Uma eventual ação coordenada entre Washington e Bruxelas teria potencial para ampliar de forma significativa o impacto econômico sobre a pauta exportadora brasileira.
Do ponto de vista jurídico, é essencial distinguir tarifas de sanções financeiras. As tarifas elevam o custo de entrada no mercado-alvo e afetam a competitividade, exigindo revisão de contratos, inserção de cláusulas de hardship e reorganização de cadeias de suprimento.
Já as sanções financeiras — como bloqueios de ativos, inclusão em listas da OFAC e restrições a transações em dólar — não fazem parte desse pacote, mas permanecem como risco em um cenário de deterioração diplomática.
O ordenamento jurídico brasileiro oferece instrumentos para mitigar efeitos internos. A Constituição Federal assegura a livre iniciativa e a liberdade de comércio, enquanto o Código Civil, nos artigos 393 e 478, prevê hipóteses de revisão contratual ou exoneração de responsabilidade em casos de impossibilidade de cumprimento ou onerosidade excessiva.
No plano multilateral, o Brasil poderia recorrer à Organização Mundial do Comércio (OMC) para contestar tarifas consideradas incompatíveis com compromissos internacionais, embora essa via dependa de ação estatal e tenha prazos dilatados.

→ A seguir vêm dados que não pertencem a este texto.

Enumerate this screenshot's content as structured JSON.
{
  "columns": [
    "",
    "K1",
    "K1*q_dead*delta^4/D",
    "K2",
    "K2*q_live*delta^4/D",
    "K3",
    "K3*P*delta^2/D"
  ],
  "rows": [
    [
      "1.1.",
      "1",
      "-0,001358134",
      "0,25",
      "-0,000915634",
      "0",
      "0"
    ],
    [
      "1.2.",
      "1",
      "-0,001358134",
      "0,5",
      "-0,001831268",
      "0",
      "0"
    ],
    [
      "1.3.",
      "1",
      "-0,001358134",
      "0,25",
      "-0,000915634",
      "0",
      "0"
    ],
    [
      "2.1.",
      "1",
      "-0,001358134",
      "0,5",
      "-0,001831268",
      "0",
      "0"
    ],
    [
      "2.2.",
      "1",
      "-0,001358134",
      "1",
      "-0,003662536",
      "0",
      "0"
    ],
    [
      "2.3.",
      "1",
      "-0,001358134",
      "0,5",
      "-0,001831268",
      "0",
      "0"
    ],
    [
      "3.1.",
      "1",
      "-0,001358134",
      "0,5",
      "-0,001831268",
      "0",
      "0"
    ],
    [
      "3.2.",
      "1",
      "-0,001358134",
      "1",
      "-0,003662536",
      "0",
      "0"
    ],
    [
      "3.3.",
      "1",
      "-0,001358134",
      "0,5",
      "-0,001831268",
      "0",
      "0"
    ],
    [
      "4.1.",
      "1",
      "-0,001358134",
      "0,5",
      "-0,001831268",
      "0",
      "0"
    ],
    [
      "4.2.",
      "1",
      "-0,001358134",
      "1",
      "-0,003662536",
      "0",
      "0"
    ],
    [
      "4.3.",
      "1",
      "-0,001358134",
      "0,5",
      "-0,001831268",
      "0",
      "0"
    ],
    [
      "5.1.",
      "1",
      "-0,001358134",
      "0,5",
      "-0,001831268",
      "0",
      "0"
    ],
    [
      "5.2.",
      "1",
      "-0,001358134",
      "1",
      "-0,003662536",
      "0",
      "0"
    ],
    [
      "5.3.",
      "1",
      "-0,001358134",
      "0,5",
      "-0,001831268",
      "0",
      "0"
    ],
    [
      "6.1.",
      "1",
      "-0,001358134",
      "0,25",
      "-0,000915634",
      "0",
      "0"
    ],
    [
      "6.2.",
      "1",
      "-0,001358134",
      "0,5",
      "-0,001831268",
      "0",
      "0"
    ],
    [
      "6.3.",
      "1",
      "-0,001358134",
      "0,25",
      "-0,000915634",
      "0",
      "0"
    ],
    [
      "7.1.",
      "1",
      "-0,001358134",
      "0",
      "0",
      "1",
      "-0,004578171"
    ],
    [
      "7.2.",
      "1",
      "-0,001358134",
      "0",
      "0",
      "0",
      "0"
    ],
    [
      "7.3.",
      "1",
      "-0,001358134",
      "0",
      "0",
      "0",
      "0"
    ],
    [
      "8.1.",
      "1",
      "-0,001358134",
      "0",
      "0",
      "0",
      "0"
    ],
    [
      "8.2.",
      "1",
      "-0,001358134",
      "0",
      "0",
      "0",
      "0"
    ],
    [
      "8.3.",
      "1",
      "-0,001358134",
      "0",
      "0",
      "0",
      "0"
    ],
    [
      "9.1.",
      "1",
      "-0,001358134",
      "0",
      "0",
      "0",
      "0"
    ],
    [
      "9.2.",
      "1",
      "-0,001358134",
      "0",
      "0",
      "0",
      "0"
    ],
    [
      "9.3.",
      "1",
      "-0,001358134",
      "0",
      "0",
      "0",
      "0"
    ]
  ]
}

A conclusão é inequívoca: as tarifas de 2025 não são apenas uma medida de política comercial, mas um recado político. Empresas brasileiras com exposição aos mercados dos EUA e da União Europeia precisam compreender que, num ambiente em que geopolítica e comércio se entrelaçam, a prevenção é indispensável.
Diversificação de mercados, adaptação contratual, implementação de programas robustos de trade compliance e planejamento societário internacional são passos essenciais para preservar receitas e competitividade diante de um cenário de pressão política travestida de medida econômica.
Fernando Augusto Queiroz Negrão é mestre em Direito Empresarial, advogado licenciado no Brasil (OAB) e Estados Unidos pelo Estado de Nova Iorque (BAR) e sócio da @ArborLex.